- Born: 27 December 1927 Nairobi, Kenya
- Died: 31 December 2013 (aged 86) New Delhi, India
- Occupation: lawyer
- Known for: Prison reform
- Children: 3

= Kapila Hingorani =

Indian lawyer (1927–2013)

Pushpa Kapila Hingorani was an Indian lawyer who is regarded as "Mother of Public Interest Litigation" (PIL).

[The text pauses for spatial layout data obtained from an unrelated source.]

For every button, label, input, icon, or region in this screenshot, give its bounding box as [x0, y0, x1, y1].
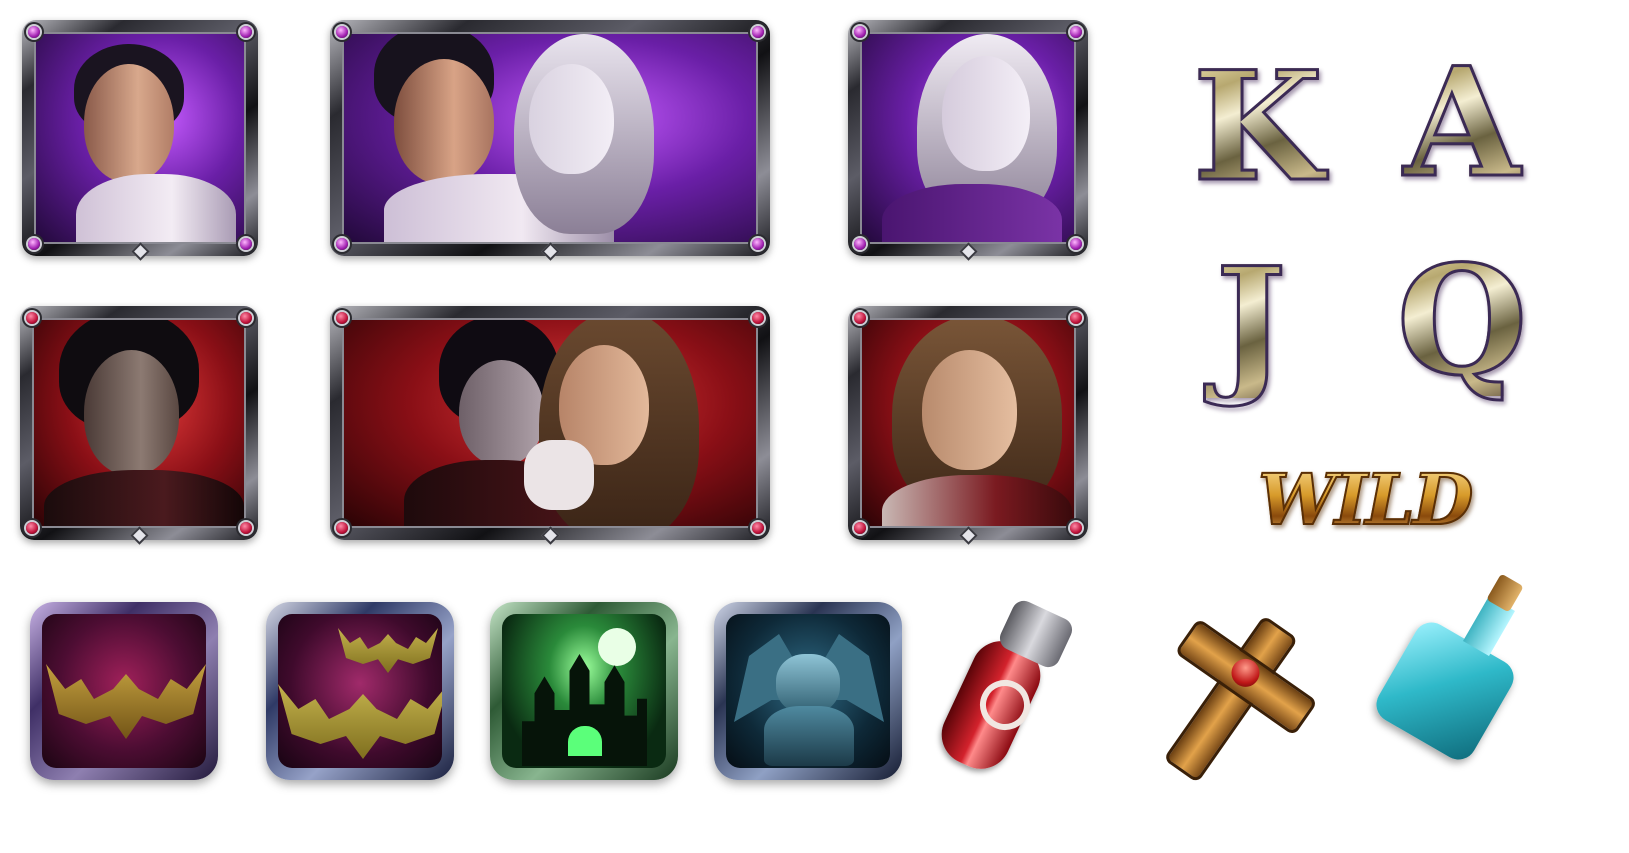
bats-icon[interactable] — [266, 602, 454, 780]
face — [84, 64, 174, 182]
vampire-man-portrait-icon[interactable] — [20, 306, 258, 545]
gem — [336, 26, 348, 38]
coat — [44, 470, 244, 526]
gem — [240, 238, 252, 250]
face — [394, 59, 494, 184]
cross-icon[interactable] — [1116, 579, 1345, 810]
potion-bottle-icon[interactable] — [1369, 573, 1540, 776]
bat-icon[interactable] — [30, 602, 218, 780]
couple-portrait-icon[interactable] — [330, 20, 770, 261]
letter-a-symbol[interactable]: A — [1372, 47, 1552, 200]
gem — [854, 238, 866, 250]
gem — [28, 238, 40, 250]
gem — [28, 26, 40, 38]
gem — [1070, 522, 1082, 534]
moon — [598, 628, 636, 666]
hand — [524, 440, 594, 510]
gargoyle-head — [776, 654, 840, 714]
portrait-background — [34, 32, 246, 244]
gem — [240, 312, 252, 324]
gem — [336, 312, 348, 324]
face — [922, 350, 1017, 470]
wild-symbol[interactable]: WILD — [1257, 457, 1474, 542]
letter-j-symbol[interactable]: J — [1176, 247, 1326, 400]
frame-ornament — [541, 526, 560, 545]
frame-ornament — [959, 526, 978, 545]
frame-ornament — [131, 242, 150, 261]
portrait-background — [860, 318, 1076, 528]
gem — [752, 522, 764, 534]
woman-portrait-icon[interactable] — [848, 306, 1088, 545]
letter-q-symbol[interactable]: Q — [1372, 245, 1552, 398]
tile-background — [278, 614, 442, 768]
tile-background — [42, 614, 206, 768]
bat-shape — [278, 684, 442, 759]
gem — [1070, 26, 1082, 38]
frame-ornament — [959, 242, 978, 261]
castle-gate — [568, 726, 602, 756]
gem — [854, 26, 866, 38]
portrait-background — [32, 318, 246, 528]
gem — [854, 522, 866, 534]
gem — [1070, 238, 1082, 250]
gem — [752, 26, 764, 38]
vampire-couple-portrait-icon[interactable] — [330, 306, 770, 545]
blood-vial-icon[interactable] — [931, 596, 1096, 780]
letter-k-symbol[interactable]: K — [1168, 51, 1348, 204]
woman-vampire-portrait-icon[interactable] — [848, 20, 1088, 261]
portrait-background — [342, 318, 758, 528]
face — [529, 64, 614, 174]
gem — [240, 26, 252, 38]
gem — [336, 238, 348, 250]
tile-background — [502, 614, 666, 768]
gem — [752, 238, 764, 250]
castle-icon[interactable] — [490, 602, 678, 780]
gargoyle-body — [764, 706, 854, 766]
shoulders — [882, 184, 1062, 242]
gem — [26, 312, 38, 324]
bat-shape — [46, 664, 206, 739]
gem — [240, 522, 252, 534]
portrait-background — [860, 32, 1076, 244]
gem — [752, 312, 764, 324]
man-portrait-icon[interactable] — [22, 20, 258, 261]
gem — [336, 522, 348, 534]
gem — [854, 312, 866, 324]
bat-shape — [338, 628, 438, 673]
face — [942, 56, 1030, 171]
face — [84, 350, 179, 475]
frame-ornament — [541, 242, 560, 261]
gem — [26, 522, 38, 534]
gem — [1070, 312, 1082, 324]
gargoyle-icon[interactable] — [714, 602, 902, 780]
portrait-background — [342, 32, 758, 244]
tile-background — [726, 614, 890, 768]
shirt — [76, 174, 236, 242]
frame-ornament — [130, 526, 149, 545]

As per then prevailing laws, a petition could be filed only by a victim or a relative. Kapila and her husband Nirmal Hingorani wanted to represent the undertrial prisoners in Bihar. The couple acting on a novel idea, filed a habeas corpus petition on the prisoners’ behalf before the Supreme Court of India. Two weeks after Kapila argued the case in court, the Supreme Court issued a notice to the Bihar government, which led to the release of all the victims in the case, and eventually about 40,000 undertrials across the country. The landmark case came to be known as the Hussainara Khatoon case 1979. Hussainara was one of the six women prisoners. This earned her the title the "Mother of PILs". This case gave rise to a revolution in the Indian legal system. She also revealed the Bhagalpur Blindings, resulting in the Supreme Court directing that the policemen who tortured 33 criminals be prosecuted and the victims released with medical aid and pension for life. She is the first Indian woman to have studied at Cardiff Law School. A plaque has been erected in her honour at Aberdare Hall.

Kapila also undertook the petition where police had blinded 33 suspected criminals using needles and acid, after a lawyer from Bihar wrote to her about the atrocities. Eventually, the Supreme Court ordered medical aid, compensation and pension for life to all the victims.

Kapila died on 31 December 2013 at the age of 86.

In 2017, she became the first female lawyer with a portrait in India's Supreme Court library.